Agama tidak dapat dihilangkan dalam menjalankan proses transisi di Indonesia. Sebab agama ditampilkan dalam bentuk kelembagaan yang ditandai dengan masih dominannya partai-partai politik menggunakan simbol dan dasar agama. Dalam kondisi seperti ini, agama bisa muncul dalam suatu kelompok penekan politik yang bergerak di tingkat elite politik tertentu.
Bertolak dari kenyataan tersebut, agama menjadi landasan yang sangat relevan bagi kepentingan politik transisi dan dengan demikian, potensi konflik yang bersumber dari isu agama merupakan salah satu konsekuensinya. Dalam masa transisi ini, agama (etnis dan gender) terperangkap dalam satu tarik menarik ya g diakibatkan adanya polarisasi antar kekuatan politik yang mencoba mencari dan mengatur posisi di tengah ketidakpastian reformasi.

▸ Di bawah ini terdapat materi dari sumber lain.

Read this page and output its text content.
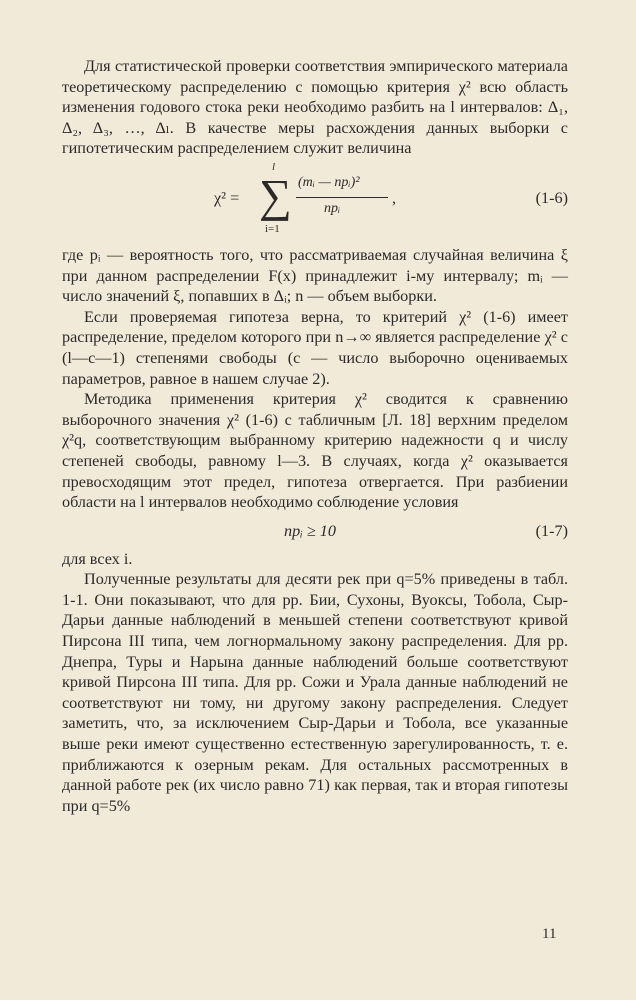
Для статистической проверки соответствия эмпирического материала теоретическому распределению с помощью критерия χ² всю область изменения годового стока реки необходимо разбить на l интервалов: Δ₁, Δ₂, Δ₃, …, Δₗ. В качестве меры расхождения данных выборки с гипотетическим распределением служит величина

χ² =
l
∑
i=1
(mᵢ — npᵢ)²
npᵢ
,	(1-6)

где pᵢ — вероятность того, что рассматриваемая случайная величина ξ при данном распределении F(x) принадлежит i-му интервалу; mᵢ — число значений ξ, попавших в Δᵢ; n — объем выборки.

Если проверяемая гипотеза верна, то критерий χ² (1-6) имеет распределение, пределом которого при n→∞ является распределение χ² с (l—c—1) степенями свободы (c — число выборочно оцениваемых параметров, равное в нашем случае 2).

Методика применения критерия χ² сводится к сравнению выборочного значения χ² (1-6) с табличным [Л. 18] верхним пределом χ²q, соответствующим выбранному критерию надежности q и числу степеней свободы, равному l—3. В случаях, когда χ² оказывается превосходящим этот предел, гипотеза отвергается. При разбиении области на l интервалов необходимо соблюдение условия

npᵢ ≥ 10	(1-7)

для всех i.

Полученные результаты для десяти рек при q=5% приведены в табл. 1-1. Они показывают, что для рр. Бии, Сухоны, Вуоксы, Тобола, Сыр-Дарьи данные наблюдений в меньшей степени соответствуют кривой Пирсона III типа, чем логнормальному закону распределения. Для рр. Днепра, Туры и Нарына данные наблюдений больше соответствуют кривой Пирсона III типа. Для рр. Сожи и Урала данные наблюдений не соответствуют ни тому, ни другому закону распределения. Следует заметить, что, за исключением Сыр-Дарьи и Тобола, все указанные выше реки имеют существенно естественную зарегулированность, т. е. приближаются к озерным рекам. Для остальных рассмотренных в данной работе рек (их число равно 71) как первая, так и вторая гипотезы при q=5%

11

Kondisi ini akan menjadikan agama, institusi agama, dan etnis tertentu sebagai alat untuk membenarkan kekerasan yang dilakukan oleh kekuatan tertentu.
Dengan demikian, masa transisi ini memberikan gambaran yang lebih jelas tentang kenyataan superfisial dari retorika kerukunan agama di Indonesia yang selalu di bangga- banggakan para birokrat Orde Baru atas masyarakat Indonesia sebagai bangsa yang moderat, mendahulukan harmoni dan keselarasan dalam pelbagai aspek kehidupan, dan bangsa yang patut dijadikan objek percontohan bagi hubungan antar umat beragama.
C.  Indonesia : Antara Optimisme Penegakan Demokrasi dan Supremasi Agama Mayoritas
Krisis politik dan ekonomi Indonesia antara tahun 1997-2001 bahkan hingga saat ini yang diwarnai dengan kekerasan terhadap etnis dan agama tertentu (Cina dan Kristen), telah mengurangi optimise yang berharap Indonesia dapat berperan menjadi contoh demokrasi bagi dunia islam secara lebih luas. Datangnya era reformasi yang menghadirkan agama sebagai bagian dari lembaga politik formal dalam infrastruktur politik Indonesia secara tidak langsung berkeinginan membuka kembali wacana hubungan agama dan Negara di Indonesia.
Hal yang kemudian perlu menjadi perhatian bersama dalam kerangka mencapai keberhasilan proses transisi di Indonesia adalah mewujudkan wawasan pluralis dan inklusif. Pluralisme ini terkait dengan unsur lain dari kultur demokrasi yakni toleransi politik dan saling percaya sesama warga dalam sebuah negara bangsa dengan cara melepaskan larat belakang primodialnya. Jika unsur-unsur ini lemah, maka demokrasi tidak akan pernah dapat tegak dengan baik.